Professor: David Levin
• CRN 16590: Monday, Wednesday & Friday, 0800-0900 @ MCK 122
Note: HC 241H Science courses are equivalent to HC 207H and 209H Science courses in the pre-Fall 2020 curriculum requirements and will fulfill the HC207H / HC209H requirement. If you have already completed HC 207H or 209H, you do not need to take HC 241H in the Fall 2020 curriculum requirements.
Over the past twenty years, the explosion of computing power, coupled with the growth of networked communication and information systems, has allowed for the unprecedented collection of many types of information. Moreover, it is now possible to process this data in inexhaustibly many ways. Yet making sense of this data is difficult: what is a true signal, and what is just noise or chance fluctuations? Therefore, careful data analysis and statistical reasoning place among the most needed skills in the twenty-first century.
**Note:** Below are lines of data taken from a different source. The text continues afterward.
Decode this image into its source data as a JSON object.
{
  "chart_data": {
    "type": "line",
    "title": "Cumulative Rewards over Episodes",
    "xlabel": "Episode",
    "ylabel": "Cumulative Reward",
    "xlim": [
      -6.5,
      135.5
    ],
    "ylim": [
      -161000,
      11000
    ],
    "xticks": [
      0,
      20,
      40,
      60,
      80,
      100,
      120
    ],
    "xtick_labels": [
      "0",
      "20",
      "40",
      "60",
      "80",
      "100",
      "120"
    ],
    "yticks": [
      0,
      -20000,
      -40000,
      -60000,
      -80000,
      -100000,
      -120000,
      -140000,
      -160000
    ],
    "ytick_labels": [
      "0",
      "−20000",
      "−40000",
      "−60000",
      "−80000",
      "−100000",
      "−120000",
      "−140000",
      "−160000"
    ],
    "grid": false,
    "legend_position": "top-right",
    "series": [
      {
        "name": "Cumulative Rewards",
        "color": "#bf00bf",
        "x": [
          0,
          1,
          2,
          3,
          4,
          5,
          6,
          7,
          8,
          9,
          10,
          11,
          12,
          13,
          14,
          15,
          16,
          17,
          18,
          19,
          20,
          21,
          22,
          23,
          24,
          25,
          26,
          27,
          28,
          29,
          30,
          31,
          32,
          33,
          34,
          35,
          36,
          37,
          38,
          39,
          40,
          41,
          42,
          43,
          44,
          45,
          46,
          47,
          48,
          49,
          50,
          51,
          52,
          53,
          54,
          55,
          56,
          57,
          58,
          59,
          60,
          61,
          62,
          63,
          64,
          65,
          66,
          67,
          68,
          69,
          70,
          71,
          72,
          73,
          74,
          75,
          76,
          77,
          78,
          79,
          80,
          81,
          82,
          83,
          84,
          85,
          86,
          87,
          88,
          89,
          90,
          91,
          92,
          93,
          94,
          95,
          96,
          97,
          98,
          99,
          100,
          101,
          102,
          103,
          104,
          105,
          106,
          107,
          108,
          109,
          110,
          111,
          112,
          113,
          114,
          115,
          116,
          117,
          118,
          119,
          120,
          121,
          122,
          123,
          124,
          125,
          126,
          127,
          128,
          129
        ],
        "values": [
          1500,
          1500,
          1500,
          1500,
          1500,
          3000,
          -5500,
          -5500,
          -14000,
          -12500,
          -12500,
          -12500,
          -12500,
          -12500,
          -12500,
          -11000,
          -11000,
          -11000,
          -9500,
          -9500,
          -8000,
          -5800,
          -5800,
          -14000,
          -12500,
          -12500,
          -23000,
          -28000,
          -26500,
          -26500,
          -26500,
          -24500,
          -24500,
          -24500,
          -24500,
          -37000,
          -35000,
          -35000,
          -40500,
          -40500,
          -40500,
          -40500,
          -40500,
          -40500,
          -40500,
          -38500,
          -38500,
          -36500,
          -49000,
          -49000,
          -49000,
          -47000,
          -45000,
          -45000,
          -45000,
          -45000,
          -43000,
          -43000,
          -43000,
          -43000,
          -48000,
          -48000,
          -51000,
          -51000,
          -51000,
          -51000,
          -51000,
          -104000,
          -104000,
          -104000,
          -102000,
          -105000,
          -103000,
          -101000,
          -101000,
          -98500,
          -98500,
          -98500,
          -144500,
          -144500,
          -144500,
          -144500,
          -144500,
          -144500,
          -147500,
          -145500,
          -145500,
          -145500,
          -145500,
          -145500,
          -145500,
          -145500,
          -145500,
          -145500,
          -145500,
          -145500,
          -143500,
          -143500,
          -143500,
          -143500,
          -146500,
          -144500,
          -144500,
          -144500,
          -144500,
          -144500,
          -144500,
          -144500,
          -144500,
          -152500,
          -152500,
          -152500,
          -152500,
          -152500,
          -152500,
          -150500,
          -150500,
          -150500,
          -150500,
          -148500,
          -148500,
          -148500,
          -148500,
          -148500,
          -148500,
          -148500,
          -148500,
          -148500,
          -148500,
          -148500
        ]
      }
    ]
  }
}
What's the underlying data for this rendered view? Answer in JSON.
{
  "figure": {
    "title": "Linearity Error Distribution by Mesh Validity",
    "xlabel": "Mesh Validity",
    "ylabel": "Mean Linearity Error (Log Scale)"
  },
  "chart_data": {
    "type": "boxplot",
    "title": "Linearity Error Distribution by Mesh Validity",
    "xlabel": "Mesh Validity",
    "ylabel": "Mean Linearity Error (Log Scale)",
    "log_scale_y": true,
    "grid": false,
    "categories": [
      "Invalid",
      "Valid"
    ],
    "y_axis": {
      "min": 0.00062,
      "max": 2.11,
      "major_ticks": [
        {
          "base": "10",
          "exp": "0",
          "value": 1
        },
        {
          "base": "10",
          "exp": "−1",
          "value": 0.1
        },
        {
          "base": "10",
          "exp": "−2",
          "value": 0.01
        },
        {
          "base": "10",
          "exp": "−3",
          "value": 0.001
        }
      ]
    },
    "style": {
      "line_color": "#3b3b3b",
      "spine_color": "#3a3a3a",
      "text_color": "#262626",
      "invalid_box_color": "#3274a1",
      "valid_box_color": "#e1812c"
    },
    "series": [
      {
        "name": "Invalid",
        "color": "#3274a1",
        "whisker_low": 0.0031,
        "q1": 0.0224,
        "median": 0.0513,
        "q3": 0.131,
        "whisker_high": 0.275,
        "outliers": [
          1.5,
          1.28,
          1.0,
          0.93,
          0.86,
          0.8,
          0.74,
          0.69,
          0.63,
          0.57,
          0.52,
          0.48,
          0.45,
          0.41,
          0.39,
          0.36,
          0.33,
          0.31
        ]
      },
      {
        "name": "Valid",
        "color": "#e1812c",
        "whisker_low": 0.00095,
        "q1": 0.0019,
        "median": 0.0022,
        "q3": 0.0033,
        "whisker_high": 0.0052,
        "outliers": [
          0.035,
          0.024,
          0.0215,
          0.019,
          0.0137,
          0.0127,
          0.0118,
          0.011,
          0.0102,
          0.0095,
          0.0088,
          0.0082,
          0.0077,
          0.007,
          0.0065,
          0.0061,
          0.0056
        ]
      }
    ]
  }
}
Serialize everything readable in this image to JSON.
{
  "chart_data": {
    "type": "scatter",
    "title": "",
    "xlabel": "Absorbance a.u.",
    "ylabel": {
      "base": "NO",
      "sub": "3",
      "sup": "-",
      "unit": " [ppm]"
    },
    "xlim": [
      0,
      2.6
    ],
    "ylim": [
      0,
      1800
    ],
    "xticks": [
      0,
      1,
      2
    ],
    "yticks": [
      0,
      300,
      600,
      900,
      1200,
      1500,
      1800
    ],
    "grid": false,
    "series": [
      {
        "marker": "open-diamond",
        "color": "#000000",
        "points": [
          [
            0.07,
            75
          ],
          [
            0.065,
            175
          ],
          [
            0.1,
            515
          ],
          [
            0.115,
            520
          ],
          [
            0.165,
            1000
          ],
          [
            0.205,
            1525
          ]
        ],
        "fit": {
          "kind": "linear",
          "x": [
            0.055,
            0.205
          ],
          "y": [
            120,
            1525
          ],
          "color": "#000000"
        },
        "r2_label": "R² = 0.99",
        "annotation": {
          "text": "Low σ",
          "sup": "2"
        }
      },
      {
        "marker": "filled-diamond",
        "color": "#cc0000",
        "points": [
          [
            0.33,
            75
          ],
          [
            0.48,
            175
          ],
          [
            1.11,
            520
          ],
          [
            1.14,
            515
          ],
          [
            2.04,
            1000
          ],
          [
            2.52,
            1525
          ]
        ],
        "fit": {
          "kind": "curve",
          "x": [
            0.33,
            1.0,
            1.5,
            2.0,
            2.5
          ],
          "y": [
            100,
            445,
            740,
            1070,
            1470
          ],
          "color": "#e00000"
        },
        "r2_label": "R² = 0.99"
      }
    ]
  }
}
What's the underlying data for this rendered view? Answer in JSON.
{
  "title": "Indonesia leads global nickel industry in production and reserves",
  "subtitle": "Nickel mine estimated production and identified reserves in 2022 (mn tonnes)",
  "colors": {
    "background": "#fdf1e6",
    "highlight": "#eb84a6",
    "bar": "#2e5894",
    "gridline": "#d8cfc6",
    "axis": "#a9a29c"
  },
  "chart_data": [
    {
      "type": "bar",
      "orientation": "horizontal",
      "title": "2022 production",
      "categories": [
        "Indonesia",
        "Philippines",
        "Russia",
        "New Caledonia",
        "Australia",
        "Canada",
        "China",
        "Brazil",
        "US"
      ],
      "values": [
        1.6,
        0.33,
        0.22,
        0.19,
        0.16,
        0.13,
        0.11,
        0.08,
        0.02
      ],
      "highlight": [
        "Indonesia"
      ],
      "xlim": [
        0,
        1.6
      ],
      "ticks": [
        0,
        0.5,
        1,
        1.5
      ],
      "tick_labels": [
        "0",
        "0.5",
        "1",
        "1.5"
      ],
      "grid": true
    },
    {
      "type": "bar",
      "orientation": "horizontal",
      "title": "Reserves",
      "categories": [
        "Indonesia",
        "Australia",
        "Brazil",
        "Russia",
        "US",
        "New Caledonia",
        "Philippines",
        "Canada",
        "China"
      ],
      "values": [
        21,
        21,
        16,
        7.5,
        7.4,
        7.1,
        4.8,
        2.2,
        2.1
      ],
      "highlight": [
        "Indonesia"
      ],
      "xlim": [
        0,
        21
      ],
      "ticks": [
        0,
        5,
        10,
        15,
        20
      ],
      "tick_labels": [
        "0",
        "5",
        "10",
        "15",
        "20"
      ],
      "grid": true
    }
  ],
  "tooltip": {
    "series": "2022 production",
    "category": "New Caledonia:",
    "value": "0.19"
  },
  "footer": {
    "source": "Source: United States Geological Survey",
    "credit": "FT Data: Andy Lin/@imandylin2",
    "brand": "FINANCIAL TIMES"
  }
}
The goal of the course will be to develop critical thinking about the use of quantitative models in a broad range of disciplines. We will discuss both successful and fallacious use of statistical methods. This is particularly timely now, as daily coverage of the COVID-19 pandemic has brought our focus to many fundamental statistical problems of profound importance. Can we estimate the fatality rate and prevalence of COVID-19, and how reliable are these estimates? Can simulations make accurate projections? How can we know the efficacy of social restrictions? These are some of the questions we will look at from a critical perspective.
The mathematical background for the course will be minimal: college algebra (pre-calculus), or equivalent placement, as the course will emphasize conceptual understanding. The course will be centered around case studies and course readings, which will include diverse selections from textbooks, primary texts, and review articles.
For example, readings may include Excerpts from On the Mode of Communication of Cholera by J. Snow, an early and brilliant example of effective data analysis in epidemiology, Ioannidis JPA (2005) Why Most Published Research Findings Are False. PLoS Med 2(8), an essay on statistical fallacies in the medical research literature, Diaconis, P. and Mosteller, F. (1989). Methods for studying coincidences. Journal of the American Statistical Association 84, 853-861 The necessary statistical background will be covered as we move through the readings and consider different examples.